By the time of 1988’s …And Justice For All, Metallica had taken their expansive, heavily arranged sound to an almost unnatural conclusion; ‘convoluted’ doesn’t quite describe the way the band were now sounding. And although songs like “One” and “Harvester Of Sorrow” grew out of this increasingly sophisticated and creative regime, other material broke up on impact. It was dense and unwieldy, and not helped by a bone-dry production that drove Jason Newsted’s bass all but out of the mix and had Lars Ulrich wondering out loud some years later: “Why did we want a drum sound like matchboxes being hit?”

At the start of the 90s, Metallica had all but stripped the peripheral away. They shocked fans (easily shocked fans, admittedly) by employing former Bon Jovi producer Bob Rock to work on what would be their fifth album. Self – titled, but almost inevitably dubbed the ‘Black’ album, it’s understated artwork would draw comparisons with Spinal Tap almost instantly. That, of course, was until people heard it. Rich and brooding and dark it might have been, but it was almost always about the songs first. Even someone at their record company must have noticed as the band launched the album with a listening party for 10,000 people at Madison Square Garden.
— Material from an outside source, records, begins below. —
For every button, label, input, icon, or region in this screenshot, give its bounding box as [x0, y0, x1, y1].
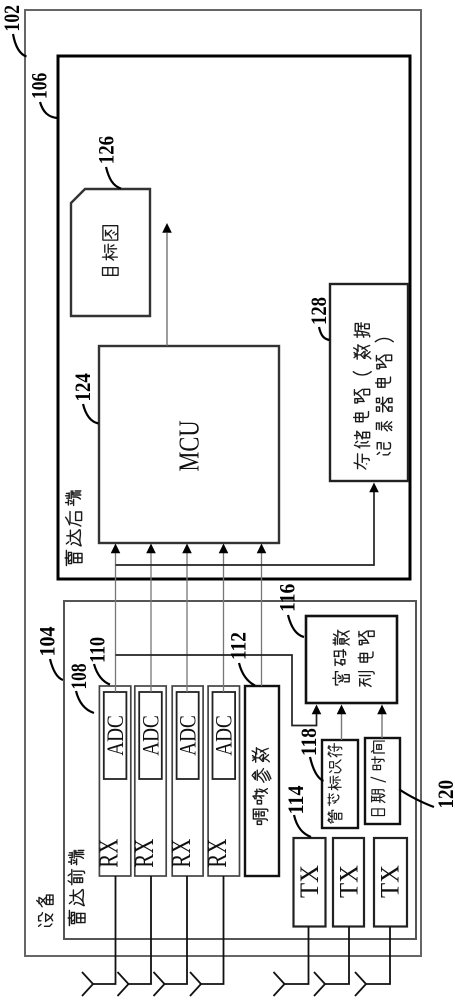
TX antenna symbol 2	[314, 972, 325, 996]
svg-text:ADC: ADC	[212, 715, 237, 756]
text die identifier	[328, 810, 342, 823]
svg-text:104: 104	[35, 627, 60, 657]
RX chain box 2 (108)	[135, 686, 166, 876]
TX antenna symbol 1	[274, 972, 285, 996]
svg-text:RX: RX	[128, 839, 159, 868]
RX antenna wire 3	[165, 876, 188, 984]
RX chain box 3 (108)	[172, 686, 203, 876]
wire from ADC1 to MCU	[115, 553, 117, 692]
RX antenna wire 2	[129, 876, 152, 984]
svg-text:118: 118	[296, 728, 321, 756]
text crypto hash line2	[359, 672, 375, 687]
wire die-id 118 to hash 116	[341, 714, 343, 740]
date/time box 120	[365, 738, 400, 824]
ADC box 1 (110)	[104, 692, 127, 779]
leader 128	[319, 327, 330, 340]
TX antenna symbol 3	[355, 972, 366, 996]
ADC box 3 (110)	[177, 692, 199, 779]
leader 124	[83, 404, 99, 424]
arrowhead into MCU 3	[182, 544, 192, 554]
svg-text:TX: TX	[376, 865, 405, 898]
svg-text:110: 110	[85, 637, 110, 663]
text radar back-end	[65, 550, 82, 565]
text crypto hash line1	[333, 672, 349, 685]
leader 120	[400, 790, 435, 808]
TX box 3	[374, 838, 407, 927]
RX antenna wire 4	[201, 876, 224, 984]
memory circuit box 128	[330, 284, 408, 481]
svg-text:114: 114	[283, 786, 308, 815]
MCU box U124	[99, 346, 279, 543]
leader 126	[106, 167, 121, 189]
leader 110	[94, 664, 110, 685]
RX chain box 1 (108)	[99, 686, 130, 876]
leader 102	[13, 34, 27, 57]
MCU output arrow to target map	[166, 233, 168, 346]
text shebei (device)	[39, 913, 53, 927]
crypto hash circuit box 116	[306, 616, 397, 703]
leader 104	[50, 659, 63, 680]
radar back-end box 106	[58, 56, 410, 579]
RX antenna wire 1	[93, 876, 116, 984]
svg-text:RX: RX	[92, 839, 123, 868]
svg-text:108: 108	[66, 664, 91, 690]
leader 106	[40, 102, 57, 118]
svg-text:MCU: MCU	[175, 421, 206, 472]
svg-text:112: 112	[226, 632, 251, 660]
RX antenna symbol 2	[118, 972, 129, 996]
wire from chirp params to MCU	[261, 553, 263, 686]
RX antenna symbol 4	[190, 972, 201, 996]
wire from ADC4 to MCU	[223, 553, 225, 692]
wire tap to hash circuit 116	[116, 655, 317, 726]
svg-text:124: 124	[70, 373, 95, 401]
svg-text:TX: TX	[335, 865, 364, 898]
leader 114	[294, 815, 311, 837]
svg-text:ADC: ADC	[103, 715, 128, 756]
die identifier box 118	[322, 740, 358, 828]
leader 118	[310, 757, 324, 781]
text chirp parameters	[253, 809, 267, 824]
wire tap to memory circuit 128	[116, 492, 375, 565]
TX antenna wire 3	[366, 927, 390, 985]
wire date/time 120 to hash 116	[381, 714, 383, 738]
svg-text:126: 126	[93, 136, 118, 164]
RX antenna symbol 1	[82, 972, 93, 996]
chirp parameters box 112	[245, 686, 279, 876]
ADC box 2 (110)	[139, 692, 162, 779]
svg-text:ADC: ADC	[176, 715, 201, 756]
svg-text:ADC: ADC	[138, 715, 163, 756]
svg-text:106: 106	[26, 73, 51, 99]
svg-text:TX: TX	[295, 865, 324, 898]
RX antenna symbol 3	[154, 972, 165, 996]
RX chain box 4 (108)	[208, 686, 239, 876]
arrowhead into MCU 1	[111, 544, 121, 554]
svg-text:102: 102	[0, 5, 24, 32]
target map box 126	[71, 189, 150, 316]
text date/time	[372, 809, 385, 816]
TX antenna wire 2	[325, 927, 349, 985]
svg-text:RX: RX	[201, 839, 232, 868]
text target map	[103, 268, 119, 276]
arrowhead into MCU 2	[146, 544, 156, 554]
leader 112	[239, 663, 255, 686]
svg-text:116: 116	[274, 584, 299, 612]
text storage circuit line1	[354, 454, 369, 469]
ADC box 4 (110)	[213, 692, 236, 779]
svg-text:128: 128	[306, 297, 331, 325]
wire from ADC2 to MCU	[150, 553, 152, 692]
svg-text:120: 120	[433, 780, 455, 809]
arrowhead into MCU 4	[219, 544, 229, 554]
text storage circuit line2	[377, 443, 390, 455]
TX antenna wire 1	[285, 927, 309, 985]
arrowhead into MCU 5	[257, 544, 267, 554]
svg-text:RX: RX	[165, 839, 196, 868]
text radar front-end	[68, 910, 85, 925]
radar front-end box 104	[64, 601, 416, 939]
leader 108	[76, 691, 94, 713]
TX box 1	[294, 838, 326, 927]
wire from ADC3 to MCU	[186, 553, 188, 692]
leader 116	[288, 615, 304, 637]
TX box 2	[333, 838, 364, 927]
Several days later, at midnight, record stores across America opened their doors to an eager audience who propelled the album to the top of the US Billboard chart where it stayed for a month. A three-year-long world tour later, and it had sold in excess of 15 million copies. It had the kind of shelf life that managed to sustain five singles (in the US, at least), and in “Nothing Else Matters” a song you could dance to with your girlfriend. The album was so enigmatic and dazzling that no one even felt betrayed when James Hetfield started crooning at them. On the contrary, it became a high point of a live set usually designed to bludgeon an audience.

The album debuted at number 1 in ten countries, and spent four consecutive weeks at the top spot of the Billboard 200, making it Metallica’s first album to top album charts and the group’s best-selling album, selling more than 25 million copies worldwide.

The album produced five hit singles that are considered today among the band’s best-known songs: “Enter Sandman”, “The Unforgiven”, “Nothing Else Matters”, “Wherever I May Roam”, and “Sad but True”.

Every great band takes the true artistic high ground once, and Metallica was the moment when Metallica found their footing.